The last 12 months has seen improved general liability insurance rates and capacity from a carrier standpoint for firms engaged in the construction industry.
On average, the rate reductions have been anywhere from 10 percent to 20 percent over the prior year programs.
Furthermore, there are more insurance carriers actively quoting and placing coverage for construction related companies than in previous years.
The fact that rates are decreasing and competition is increasing does not mean the overall insurance product being delivered is providing the broadest coverage available for contractors.
Over the last 12 months carriers have offered renewal terms and/or policy premiums that are an improvement over an expiring program, but still have many of the coverage exclusions and conditions that can cause problems for a contractor down the road in the event of a claim.
The following exclusions and conditions are up for negotiation if a company's policy is adequately marketed:
Subsidence: Subsidence exclusion for a builder or contractor can be very dangerous and broad in the event of a claim. This exclusion will preclude coverage for a property damage related claim that is a result of settling and/or movement of land.
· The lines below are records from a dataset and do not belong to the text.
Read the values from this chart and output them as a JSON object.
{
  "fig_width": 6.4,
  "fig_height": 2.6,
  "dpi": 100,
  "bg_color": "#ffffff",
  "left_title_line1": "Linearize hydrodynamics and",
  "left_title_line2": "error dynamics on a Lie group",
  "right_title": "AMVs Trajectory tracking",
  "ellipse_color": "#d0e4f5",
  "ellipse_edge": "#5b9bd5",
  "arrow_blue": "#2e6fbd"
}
Generally, most contracting insurance markets will automatically exclude subsidence and, if not negotiating up front, this exclusion can prove to be devastating in the event of a subsidence claim down the road. The good news is the market is opening up to the point that competition is creating a situation whereby carriers must remove this exclusion to remain competitive.
Prior-works Exclusion: The prior-works exclusion included in most general liability can be very dangerous and change the coverage trigger of a general liability policy tremendously.
This, in our opinion, is an exceedingly onerous exclusion and can create major gaps in coverage if not removed. Basically, this exclusion will limit any coverage for work that occurred prior to the inception date of a given policy. As many well know, a construction related claim could occur over time and across multiple policy periods.
With this exclusion, a contractor is basically eliminating coverage for a claim that was a result of a past project, but is continuous and progressive over time. If negotiated and leveraged correctly, an insurance broker can effectively negotiate this exclusion out and broaden an insured's overall general liability insurance program.
Self-insured retention/deductible: Self-insured retentions or deductibles can be negotiated and reduced to a lower amount under current market conditions. Two to three years ago high self-insured retentions and deductibles were the norm. Now, as the competition grows it is important to evaluate and negotiate this issue associated with the policy to minimize the overall risk. In some situations, a contractor can reduce its self-insured retention/deductible upwards of 50 percent without significantly impacting premium.
Minimum earned/minimum and deposit endorsements: Many general liability policies contain minimum premium related endorsements that limit the amount an insured can receive back in premium, in a cancellation or final audit event.
Again, the market is competitive enough to negotiate more favorable terms related to minimum earned premiums. An example would include reducing or eliminating a minimum premium requirement in the event of a final audit that was less than estimated. This means that if revenue and/or payroll were underestimated at policy inception, premium will be returned at final audit.
There are many other endorsements and coverages to evaluate, but keep in mind that now more than ever it is possible to remove and/or amend endorsements to more effectively cover a contractor's operation. While it may not result in successful removal of certain exclusions and conditions, now is the time to start negotiating and implementing policies that better cover overall exposure.
It is important at this point in time to evaluate many different options and create a program that maximizes coverage because it can be very dangerous to focus only on price. The premium alone should not be the deciding factor in evaluating a general liability insurance option.